According to research by RLA PEARL, 16% of landlords currently rent houses in multiple occupation (HMO) properties. And from 1 October 2018, the government will be rolling out new regulations for these across England.

It's always a good idea to be prepared for any legislative changes, so there are a few quick checks you can do to make sure your rental will meet the new codes.

The extension of mandatory licensing

The new regulation simply broadens the definition of which HMOs need a licence, by including properties that have either one or two storeys. It's estimated that this will affect 177,000 properties across England. You will need to apply for an HMO licence if the property is occupied by five or more people, from two or more separate households.

A household includes anyone who is related or in a relationship with each other. So, three friends living together would constitute three households, a couple and a flatmate would be two and a family unit (parents and kids) would only be one.

What do you need to do?

Unfortunately, there's no grace period – landlords will need to apply for their mandatory HMO licence in time for the 1 October deadline. These licences are handled by your local authority, rather than central government, so it's worth applying early to ensure your application is received on time.

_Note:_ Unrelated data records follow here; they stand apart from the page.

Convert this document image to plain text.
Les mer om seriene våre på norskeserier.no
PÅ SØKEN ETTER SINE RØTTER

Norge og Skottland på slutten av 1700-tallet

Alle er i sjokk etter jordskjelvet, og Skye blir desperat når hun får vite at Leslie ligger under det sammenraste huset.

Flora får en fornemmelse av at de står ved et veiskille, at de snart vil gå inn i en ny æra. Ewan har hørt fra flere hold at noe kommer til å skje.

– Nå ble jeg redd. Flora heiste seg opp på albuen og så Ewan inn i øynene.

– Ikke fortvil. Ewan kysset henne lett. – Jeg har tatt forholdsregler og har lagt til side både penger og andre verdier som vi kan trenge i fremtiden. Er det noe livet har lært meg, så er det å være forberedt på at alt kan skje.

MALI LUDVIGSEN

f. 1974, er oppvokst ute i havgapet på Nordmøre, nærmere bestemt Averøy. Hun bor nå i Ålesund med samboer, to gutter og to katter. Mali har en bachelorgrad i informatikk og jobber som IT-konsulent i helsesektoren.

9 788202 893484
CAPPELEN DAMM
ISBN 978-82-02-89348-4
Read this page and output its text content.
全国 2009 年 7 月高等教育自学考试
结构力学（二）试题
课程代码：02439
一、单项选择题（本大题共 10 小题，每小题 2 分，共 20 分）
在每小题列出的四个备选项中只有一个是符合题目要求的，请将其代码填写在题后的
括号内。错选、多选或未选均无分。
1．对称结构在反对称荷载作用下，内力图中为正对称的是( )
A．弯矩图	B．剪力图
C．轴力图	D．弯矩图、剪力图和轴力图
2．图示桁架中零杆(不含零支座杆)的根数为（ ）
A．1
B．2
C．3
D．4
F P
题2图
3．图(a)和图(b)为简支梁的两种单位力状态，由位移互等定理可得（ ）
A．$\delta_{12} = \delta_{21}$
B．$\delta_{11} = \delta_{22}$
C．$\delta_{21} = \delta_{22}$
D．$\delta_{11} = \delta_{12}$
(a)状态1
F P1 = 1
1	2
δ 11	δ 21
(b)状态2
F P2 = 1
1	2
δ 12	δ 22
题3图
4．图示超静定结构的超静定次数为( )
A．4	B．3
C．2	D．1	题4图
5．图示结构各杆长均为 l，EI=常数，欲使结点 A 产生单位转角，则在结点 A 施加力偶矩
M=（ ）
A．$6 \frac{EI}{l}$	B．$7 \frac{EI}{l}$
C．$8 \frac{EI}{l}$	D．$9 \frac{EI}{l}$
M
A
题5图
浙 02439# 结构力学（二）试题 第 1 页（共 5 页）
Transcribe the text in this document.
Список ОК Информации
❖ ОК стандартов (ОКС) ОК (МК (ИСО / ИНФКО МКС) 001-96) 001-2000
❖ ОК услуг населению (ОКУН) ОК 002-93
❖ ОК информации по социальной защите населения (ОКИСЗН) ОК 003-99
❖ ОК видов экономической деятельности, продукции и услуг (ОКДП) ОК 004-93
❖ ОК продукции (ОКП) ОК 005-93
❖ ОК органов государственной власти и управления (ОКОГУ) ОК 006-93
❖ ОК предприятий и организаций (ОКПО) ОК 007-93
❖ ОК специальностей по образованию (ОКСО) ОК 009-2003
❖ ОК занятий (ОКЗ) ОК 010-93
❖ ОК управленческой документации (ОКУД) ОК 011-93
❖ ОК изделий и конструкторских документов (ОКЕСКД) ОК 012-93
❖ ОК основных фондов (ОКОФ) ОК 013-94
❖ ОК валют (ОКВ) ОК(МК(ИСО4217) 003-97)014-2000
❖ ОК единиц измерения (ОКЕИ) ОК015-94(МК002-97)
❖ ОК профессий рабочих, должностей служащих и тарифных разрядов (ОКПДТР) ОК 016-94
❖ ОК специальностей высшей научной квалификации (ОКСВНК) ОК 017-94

Licences are valid for five years, and you'll need to renew it before it expires. Each HMO in your portfolio will need its own licence, so if you own multiple HMO properties you'll need to go through the process a few times.

Minimum bedroom sizes

Another big change coming in October is the introduction of minimum bedroom sizes for HMOs. This will be decided at a local authority level, but most are likely to follow the national minimum standards:

  • 6.51 square metres for one person older than 10 years of age
  • 10.22 square metres for two people older than 10 years of age
  • 4.64 square metres for a child aged 10 years or younger

Councils will be able to apply stricter regulations if they feel that there is an overcrowding issue in their area. There's a fine of up to £30,000 for noncompliant landlords, so it's worth digging out the tape measure.

What do you need to do?

Get in touch with your local authority to find out whether they're using the benchmark figures or applying stricter regulations, and then double check that the rooms in your home are large enough for the people living in them. You may need to re-evaluate the number of people you let to, if the rooms are too small for the number of residents.

Unlike licensing, there is a bit of leeway with this new regulation. Existing HMO licence holders will have 18 months to make any necessary changes before reapplying for their licence.